If you've read my blog posts, you already know that Rita Moreno has been a role model to me ever since I was in high school because of her activism and because she refused to be stereotyped and limited in work opportunities.  When you hear her interview, and you should, listen to her tell why she didn't work for seven years after she won her Oscar.  Listen to the kind of roles she was offered.  Then you'll know why she went to TV shows like THE ELECTRIC COMPANY and THE ROCKFORD FILES.  That part really hit me.
As I told my friend Keith Price in a podcast, on the other side of the coin that showed disrespect for women is racism.  When women said that they kept quiet on harassment they experienced for fear of losing their jobs and income, I knew EXACTLY what they meant and how they felt.

When I felt that I was not getting the same opportunities that white males when far less experience got in the same TV workplace, when I wanted to know why my pay was way below theirs...I was told to keep quiet for fear of losing the job I had.

Agents turned me down for representation even when I was on national TV.  Why?  Because black talent was not seen as marketable or in high demand.

Enough of that crap.  People of color are marketable. We are watchable. We can play characters, have on-camera jobs that respectfully reflect our community, our skills, and the world we know.

"Me Too," "Times Up" and the Frances McDormand Oscar night announcement about "inclusion riders" uncorked a big bottle of strong conversation that needed to be poured out.

You've got to hear the Rita Moreno interview segment.  At the top of the NPR page, look for *programs & podcasts*.  Click onto that, scroll down to WEEKEND EDITION SUNDAY.  Click onto WEEKEND EDITION SUNDAY and look for "Rita Moreno To "My Gente': Be Proud Of Who You Are, And Don't Give Up".  Go here to get started: NPR.org.

Ms. Moreno said that she was positive she'd get a few good script offers after she won the Oscar.  I was positive I'd get an entertainment talk show host offer after my VH1 years.  I never did.  I got offered auditions to play characters such as half of the thug duo in WEEKEND AT BERNIE'S 2.  Two black thugs in New York City performing voodoo on a corpse in a ratty Times Square movie theater men's room with a boombox and a bucket of fried chicken.  That was the audition scene. That scene is in the 1993 movie.

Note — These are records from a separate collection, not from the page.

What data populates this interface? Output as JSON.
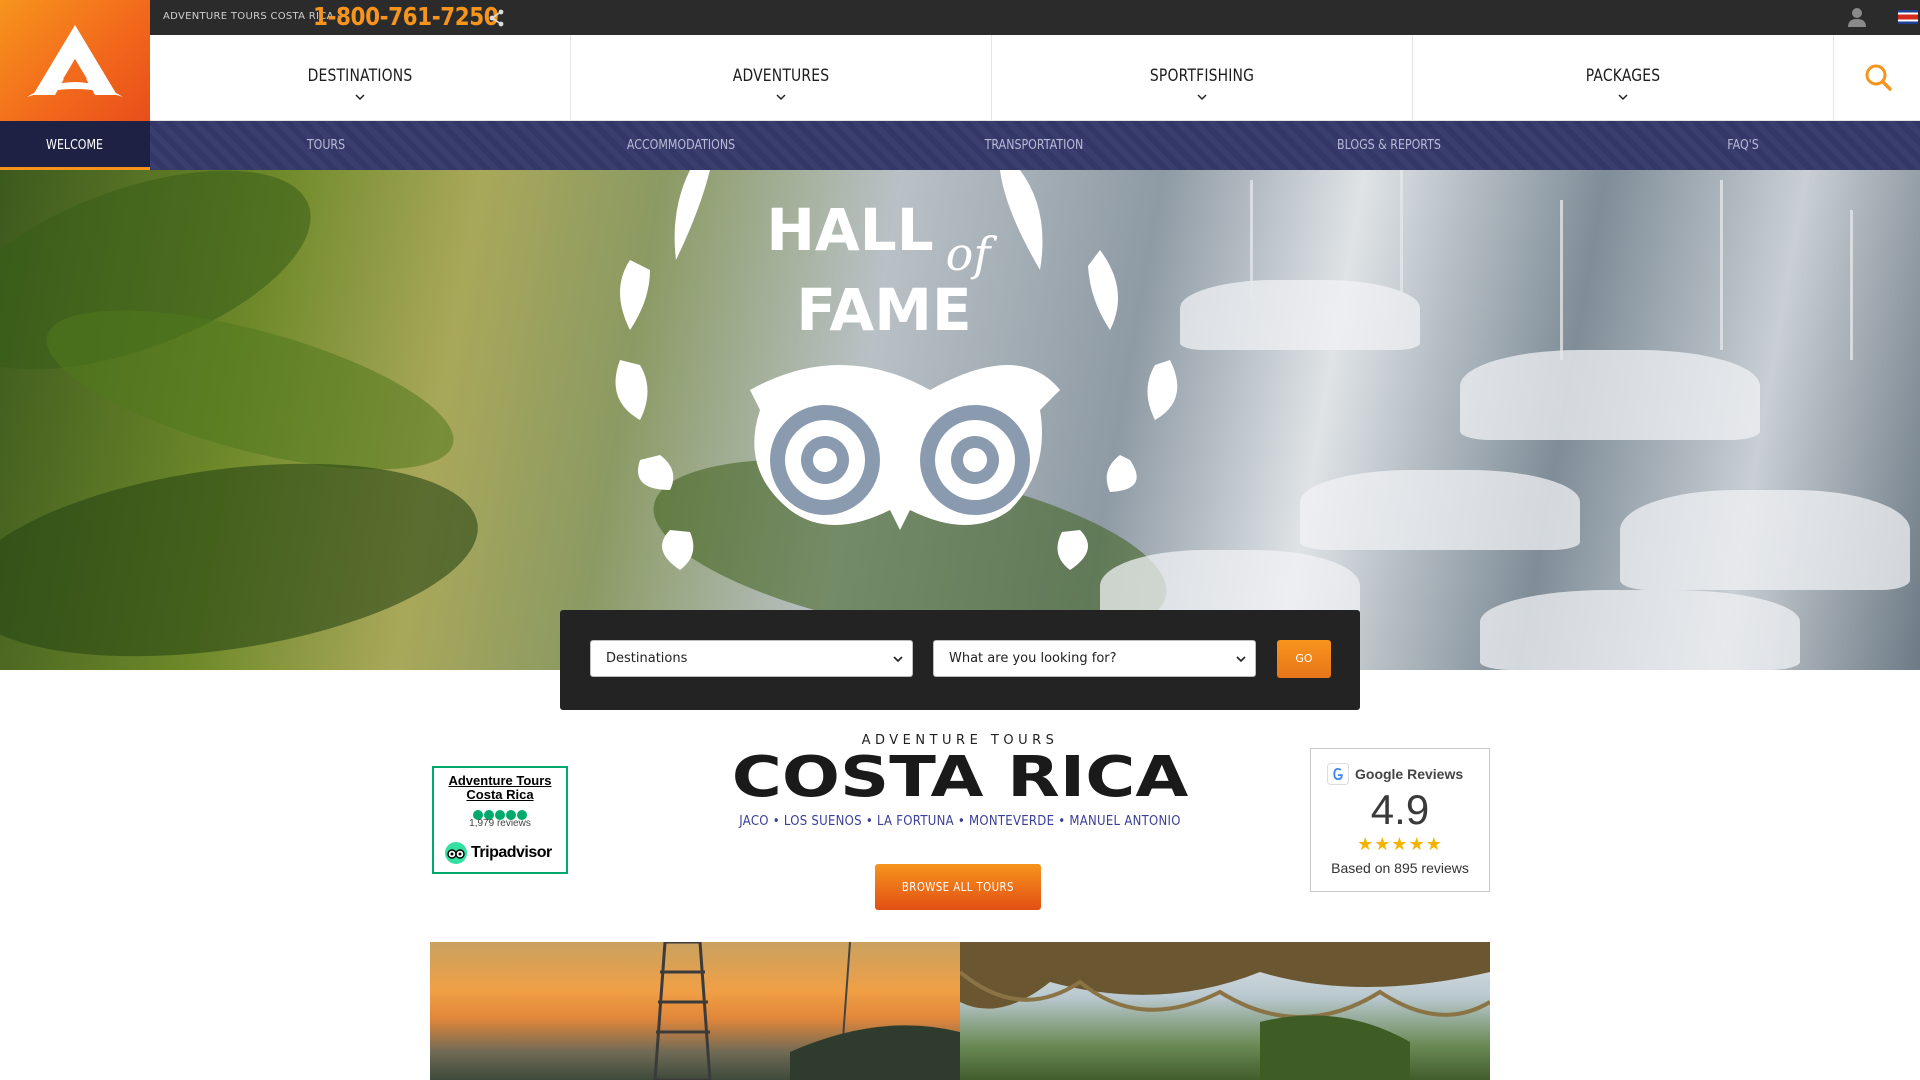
{
  "topbar": {
    "brand": "ADVENTURE TOURS COSTA RICA -",
    "phone": "1-800-761-7250",
    "share_icon": "share-icon",
    "user_icon": "user-icon",
    "flag_icon": "flag-icon"
  },
  "main_nav": [
    {
      "label": "DESTINATIONS",
      "has_dropdown": true
    },
    {
      "label": "ADVENTURES",
      "has_dropdown": true
    },
    {
      "label": "SPORTFISHING",
      "has_dropdown": true
    },
    {
      "label": "PACKAGES",
      "has_dropdown": true
    }
  ],
  "sub_nav": [
    {
      "label": "WELCOME",
      "active": true
    },
    {
      "label": "TOURS"
    },
    {
      "label": "ACCOMMODATIONS"
    },
    {
      "label": "TRANSPORTATION"
    },
    {
      "label": "BLOGS & REPORTS"
    },
    {
      "label": "FAQ'S"
    }
  ],
  "hero": {
    "badge_line1": "HALL",
    "badge_of": "of",
    "badge_line2": "FAME"
  },
  "search": {
    "destinations": "Destinations",
    "looking_for": "What are you looking for?",
    "go_label": "GO"
  },
  "tripadvisor": {
    "name": "Adventure Tours Costa Rica",
    "rating_dots": 5,
    "reviews": "1,979 reviews",
    "brand": "Tripadvisor"
  },
  "center": {
    "eyebrow": "ADVENTURE TOURS",
    "title": "COSTA RICA",
    "places": "JACO • LOS SUENOS • LA FORTUNA • MONTEVERDE • MANUEL ANTONIO",
    "browse_label": "BROWSE ALL TOURS"
  },
  "google": {
    "label": "Google Reviews",
    "score": "4.9",
    "stars": 5,
    "based_on": "Based on 895 reviews"
  },
  "colors": {
    "accent": "#f7941d",
    "subnav": "#35396a",
    "places_text": "#3a3f97",
    "tripadvisor_green": "#00aa6c"
  }
}
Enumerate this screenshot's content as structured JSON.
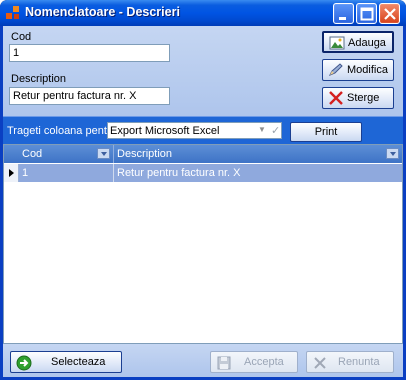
{
  "window": {
    "title": "Nomenclatoare - Descrieri",
    "controls": [
      "minimize-icon",
      "maximize-icon",
      "close-icon"
    ]
  },
  "form": {
    "cod_label": "Cod",
    "cod_value": "1",
    "description_label": "Description",
    "description_value": "Retur pentru factura nr. X"
  },
  "side_buttons": {
    "add": "Adauga",
    "modify": "Modifica",
    "delete": "Sterge"
  },
  "print_bar": {
    "label": "Trageti coloana pentru grupare",
    "export_value": "Export Microsoft Excel",
    "print_label": "Print"
  },
  "grid": {
    "columns": [
      "Cod",
      "Description"
    ],
    "rows": [
      {
        "cod": "1",
        "description": "Retur pentru factura nr. X"
      }
    ]
  },
  "bottom_buttons": {
    "select": "Selecteaza",
    "accept": "Accepta",
    "cancel": "Renunta"
  },
  "colors": {
    "titlebar": "#0054e3",
    "panel": "#c5d6f2",
    "selected_row": "#8fa9dd",
    "grid_header": "#4a7fd0"
  }
}
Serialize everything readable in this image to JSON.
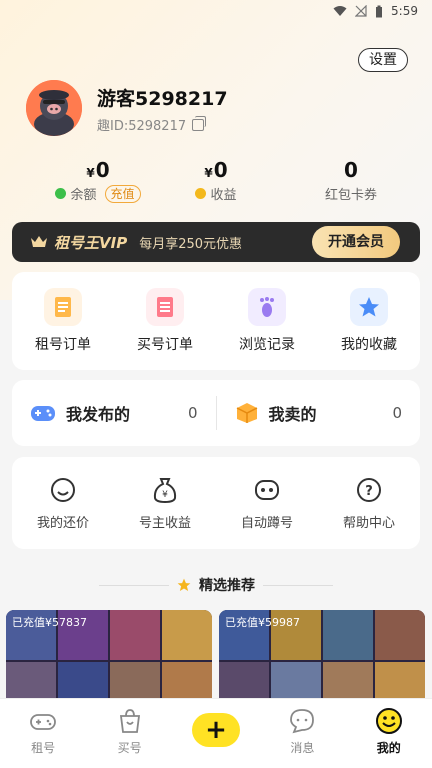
{
  "status": {
    "time": "5:59",
    "icons": [
      "wifi-icon",
      "signal-icon",
      "battery-icon"
    ]
  },
  "header": {
    "settings_label": "设置"
  },
  "profile": {
    "username": "游客5298217",
    "uid": "趣ID:5298217"
  },
  "stats": [
    {
      "currency": "¥",
      "value": "0",
      "label": "余额",
      "action": "充值"
    },
    {
      "currency": "¥",
      "value": "0",
      "label": "收益"
    },
    {
      "currency": "",
      "value": "0",
      "label": "红包卡券"
    }
  ],
  "vip": {
    "title": "租号王VIP",
    "desc": "每月享250元优惠",
    "button": "开通会员"
  },
  "orders": [
    {
      "label": "租号订单",
      "icon": "rent-order-icon",
      "color": "#ffb84a",
      "bg": "#fff3e3"
    },
    {
      "label": "买号订单",
      "icon": "buy-order-icon",
      "color": "#ff7a8a",
      "bg": "#ffeef0"
    },
    {
      "label": "浏览记录",
      "icon": "footprint-icon",
      "color": "#9a7bf0",
      "bg": "#f1ecff"
    },
    {
      "label": "我的收藏",
      "icon": "star-icon",
      "color": "#4a8cf7",
      "bg": "#e8f1ff"
    }
  ],
  "publish": [
    {
      "label": "我发布的",
      "count": "0",
      "icon": "gamepad-icon"
    },
    {
      "label": "我卖的",
      "count": "0",
      "icon": "box-icon"
    }
  ],
  "tools": [
    {
      "label": "我的还价",
      "icon": "bargain-icon"
    },
    {
      "label": "号主收益",
      "icon": "money-bag-icon"
    },
    {
      "label": "自动蹲号",
      "icon": "robot-icon"
    },
    {
      "label": "帮助中心",
      "icon": "help-icon"
    }
  ],
  "recommend": {
    "title": "精选推荐"
  },
  "listings": [
    {
      "label": "已充值¥57837"
    },
    {
      "label": "已充值¥59987"
    }
  ],
  "tabs": [
    {
      "label": "租号",
      "icon": "gamepad-tab-icon"
    },
    {
      "label": "买号",
      "icon": "bag-tab-icon"
    },
    {
      "label": "",
      "icon": "plus-icon"
    },
    {
      "label": "消息",
      "icon": "message-tab-icon"
    },
    {
      "label": "我的",
      "icon": "smiley-tab-icon"
    }
  ],
  "colors": {
    "accent": "#ffe224",
    "vip_bg": "#2b2b2b",
    "recharge": "#e08a13"
  }
}
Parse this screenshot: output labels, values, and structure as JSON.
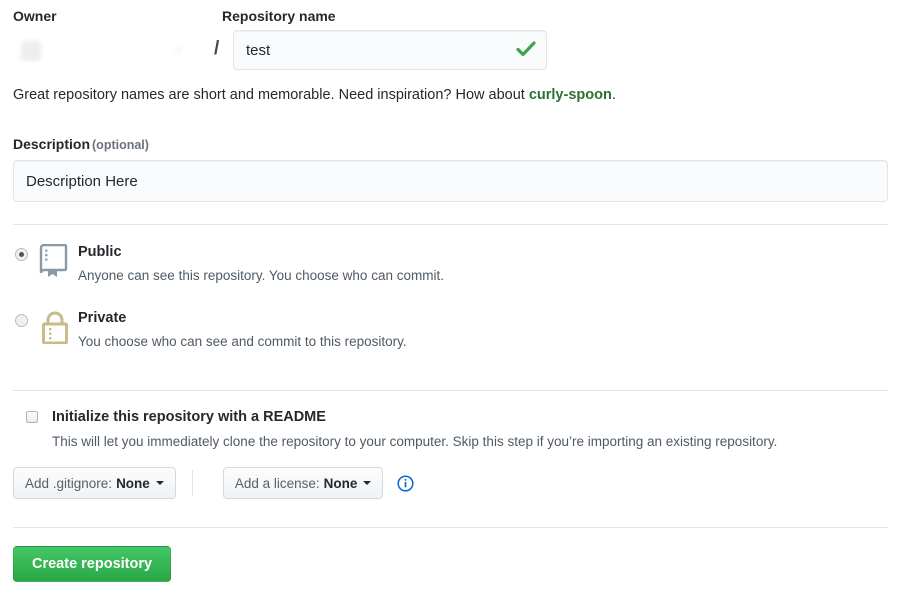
{
  "form": {
    "owner": {
      "label": "Owner",
      "selected_value": "",
      "redacted": true
    },
    "separator": "/",
    "repository_name": {
      "label": "Repository name",
      "value": "test",
      "placeholder": "",
      "valid_icon": "check-icon"
    },
    "hint": {
      "text_before": "Great repository names are short and memorable. Need inspiration? How about ",
      "suggestion": "curly-spoon",
      "text_after": "."
    },
    "description": {
      "label": "Description",
      "optional_note": "(optional)",
      "value": "Description Here",
      "placeholder": ""
    },
    "visibility": {
      "options": [
        {
          "id": "public",
          "title": "Public",
          "subtitle": "Anyone can see this repository. You choose who can commit.",
          "icon": "repo-icon",
          "selected": true
        },
        {
          "id": "private",
          "title": "Private",
          "subtitle": "You choose who can see and commit to this repository.",
          "icon": "lock-icon",
          "selected": false
        }
      ]
    },
    "readme": {
      "title": "Initialize this repository with a README",
      "subtitle": "This will let you immediately clone the repository to your computer. Skip this step if you’re importing an existing repository.",
      "checked": false
    },
    "gitignore": {
      "label": "Add .gitignore:",
      "value": "None"
    },
    "license": {
      "label": "Add a license:",
      "value": "None"
    },
    "info_icon": "info-icon",
    "submit": {
      "label": "Create repository"
    }
  },
  "colors": {
    "accent_green": "#29a745",
    "suggestion_green": "#2d7132",
    "link_blue": "#0366d6",
    "lock_khaki": "#c9bb8a",
    "repo_gray": "#8b98a5",
    "border": "#e1e4e8",
    "text": "#24292e",
    "muted_text": "#6a737d"
  }
}
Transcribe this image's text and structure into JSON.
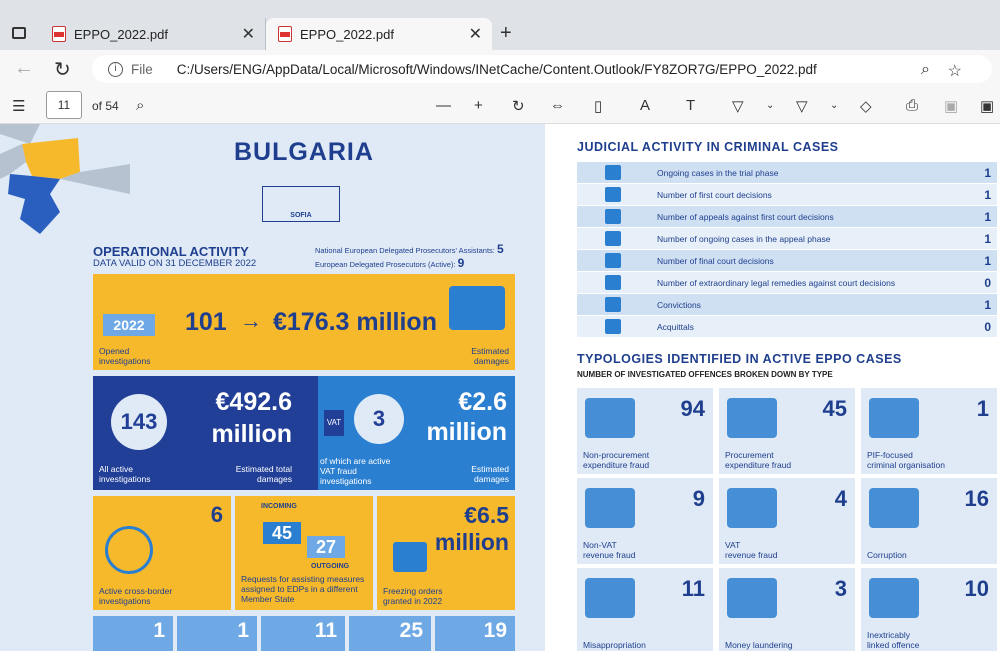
{
  "browser": {
    "tabs": [
      {
        "title": "EPPO_2022.pdf"
      },
      {
        "title": "EPPO_2022.pdf"
      }
    ],
    "file_label": "File",
    "url": "C:/Users/ENG/AppData/Local/Microsoft/Windows/INetCache/Content.Outlook/FY8ZOR7G/EPPO_2022.pdf"
  },
  "pdf_toolbar": {
    "page": "11",
    "of_pages": "of 54"
  },
  "left": {
    "country": "BULGARIA",
    "city": "SOFIA",
    "operational_title": "OPERATIONAL ACTIVITY",
    "data_valid": "DATA VALID ON 31 DECEMBER 2022",
    "nedpa_label": "National European Delegated Prosecutors' Assistants:",
    "nedpa_value": "5",
    "edp_label": "European Delegated Prosecutors (Active):",
    "edp_value": "9",
    "opened": {
      "year": "2022",
      "count": "101",
      "arrow": "→",
      "damages": "€176.3 million",
      "label_left": "Opened investigations",
      "label_right": "Estimated damages"
    },
    "active": {
      "count": "143",
      "damages_l1": "€492.6",
      "damages_l2": "million",
      "label_left": "All active investigations",
      "label_right": "Estimated total damages"
    },
    "vat": {
      "tag": "VAT",
      "count": "3",
      "damages_l1": "€2.6",
      "damages_l2": "million",
      "label_left": "of which are active VAT fraud investigations",
      "label_right": "Estimated damages"
    },
    "crossborder": {
      "count": "6",
      "label": "Active cross-border investigations"
    },
    "requests": {
      "incoming_label": "INCOMING",
      "incoming": "45",
      "outgoing": "27",
      "outgoing_label": "OUTGOING",
      "label": "Requests for assisting measures assigned to EDPs in a different Member State"
    },
    "freezing": {
      "l1": "€6.5",
      "l2": "million",
      "label": "Freezing orders granted in 2022"
    },
    "bottom_row": [
      "1",
      "1",
      "11",
      "25",
      "19"
    ]
  },
  "judicial": {
    "title": "JUDICIAL ACTIVITY IN CRIMINAL CASES",
    "rows": [
      {
        "label": "Ongoing cases in the trial phase",
        "value": "1"
      },
      {
        "label": "Number of first court decisions",
        "value": "1"
      },
      {
        "label": "Number of appeals against first court decisions",
        "value": "1"
      },
      {
        "label": "Number of ongoing cases in the appeal phase",
        "value": "1"
      },
      {
        "label": "Number of final court decisions",
        "value": "1"
      },
      {
        "label": "Number of extraordinary legal remedies against court decisions",
        "value": "0"
      },
      {
        "label": "Convictions",
        "value": "1"
      },
      {
        "label": "Acquittals",
        "value": "0"
      }
    ]
  },
  "typologies": {
    "title": "TYPOLOGIES IDENTIFIED IN ACTIVE EPPO CASES",
    "subtitle": "NUMBER OF INVESTIGATED OFFENCES BROKEN DOWN BY TYPE",
    "cards": [
      {
        "value": "94",
        "label1": "Non-procurement",
        "label2": "expenditure fraud"
      },
      {
        "value": "45",
        "label1": "Procurement",
        "label2": "expenditure fraud"
      },
      {
        "value": "1",
        "label1": "PIF-focused",
        "label2": "criminal organisation"
      },
      {
        "value": "9",
        "label1": "Non-VAT",
        "label2": "revenue fraud"
      },
      {
        "value": "4",
        "label1": "VAT",
        "label2": "revenue fraud"
      },
      {
        "value": "16",
        "label1": "Corruption",
        "label2": ""
      },
      {
        "value": "11",
        "label1": "Misappropriation",
        "label2": ""
      },
      {
        "value": "3",
        "label1": "Money laundering",
        "label2": ""
      },
      {
        "value": "10",
        "label1": "Inextricably",
        "label2": "linked offence"
      }
    ]
  }
}
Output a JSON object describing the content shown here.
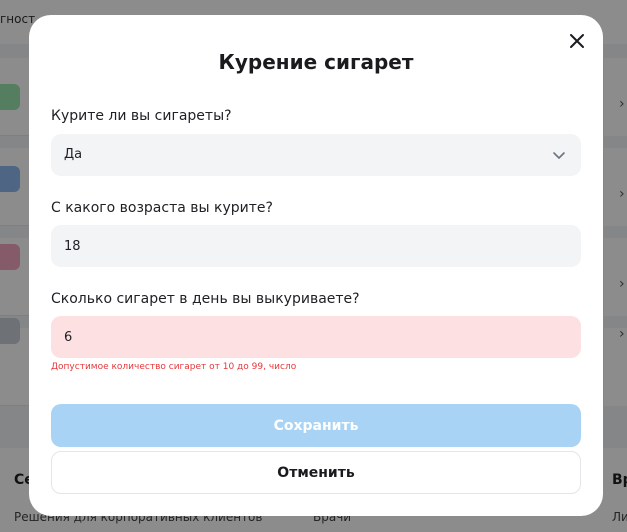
{
  "background": {
    "top_text": "гност",
    "footer_left": "Се",
    "footer_right": "Вр",
    "footer_sub": "Решения для корпоративных клиентов",
    "footer_mid": "Врачи",
    "footer_rsub": "Ли",
    "right_glyph": "›"
  },
  "modal": {
    "title": "Курение сигарет",
    "close_icon": "close-icon",
    "q1": {
      "label": "Курите ли вы сигареты?",
      "value": "Да"
    },
    "q2": {
      "label": "С какого возраста вы курите?",
      "value": "18"
    },
    "q3": {
      "label": "Сколько сигарет в день вы выкуриваете?",
      "value": "6",
      "error": "Допустимое количество сигарет от 10 до 99, число"
    },
    "save_label": "Сохранить",
    "cancel_label": "Отменить"
  },
  "colors": {
    "accent_disabled": "#a9d3f4",
    "error": "#e5383b",
    "error_bg": "#fde0e2",
    "field_bg": "#f3f4f6"
  }
}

I kid you not.  I'll post some of my VH1 work... but, more importantly, go listen to Rita Moreno. She rocks and she's still relevant. Also, she is comedy gold on the bright, Latino-flavored reboot of Norman Lear's ONE DAY AT A TIME sitcom.
The ONE DAY AT A TIME reboot is on Netflix.






1 comment:

  1. I think you already know (as most of my friends do) that I have been in love with Rita since childhood. She is one of my all time favourite performers. It has always pained me that for most of her career she was offered stereotypical roles, particularly when she was capable of so much more. At any rate, I do hope things are changing. We actually had a Cherokee presenter on the Oscars this year, who actually spoke Cherokee on the telecast. Sadly, I don't things are changing quickly enough.